Анелька, накрашенная тщательно и одетая в элегантное несимметричное платье, туфли на каблуке и шляпка с кружевной вуалькой и такие же перчатки до локтей, не напоминала запуганной девочки, какой она была до сих пор. Она сидела в вагоне-ресторане первого класса скоростного поезда до Варшавы и в молчании, сквозь облако папиросного дыма, смотрела на сопровождающего ее мужчину. Со своим благородным профилем, острым носом и узкими губами он напоминал ей Яна Кипуру. Она не могла разглядеть его глаз, потому что устремил их в окно, за которым проносился серый дождливый пейзаж какой-то подлюблинской деревни. Она погладил его нежно по руке.
— Не отворачивайся от меня, Гучу, — прошептала она. — Я хочу видеть твои глаза! Такие добрые и милые!
За головой доктора Густава Левицкого мелькали жалкие, покрытые соломой халупы. Он их, однако, не видел. Он смотрел на свое отражение в стекле, окруженного клубами папиросного дыма. Напоминал он дымок из благовония, который он видел двадцать лет назад, жарким июльским дня в Обошине.
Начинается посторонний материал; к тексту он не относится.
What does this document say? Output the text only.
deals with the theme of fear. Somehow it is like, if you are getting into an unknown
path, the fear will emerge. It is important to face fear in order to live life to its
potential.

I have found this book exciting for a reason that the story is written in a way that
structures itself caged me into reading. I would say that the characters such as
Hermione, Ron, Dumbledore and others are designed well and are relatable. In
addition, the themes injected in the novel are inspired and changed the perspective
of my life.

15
Он проводил тогда свои очередные летние каникулы у дяди Зигмунта, который был имперско-королевским полицейским там же. Однажды был им отправлен в летний особняк графов Незавитовских с важным судебным отправлением и с приказанием, чтобы взамен принес квитанцию получения, собственноручно подписанную паном графом или его женой Лаурой. Введенный в прихожую слугой, держал квитанцию в руке и терпеливо ждал, пока кто-нибудь из господ соизволит к нему выйти. После четверти часа ожидания он утратил свое смущение. Прошел по гостиной и осмотрел всю мебель и картины. После двух четвертей часа начал ругаться под нос, после трех — решил выйти без подписи. Затем в гостиной появился пан граф Незавитовский, который взял квитанцию у мальчика и велел ему прийти через несколько минут в свой кабинет на втором этаже. По истечении указанного времени Левицкий был проинформирован именно слугой, куда идти. Когда он оказался в указанном месте, он понял, почему слуга, объясняя ему дорогу, странно усмехался.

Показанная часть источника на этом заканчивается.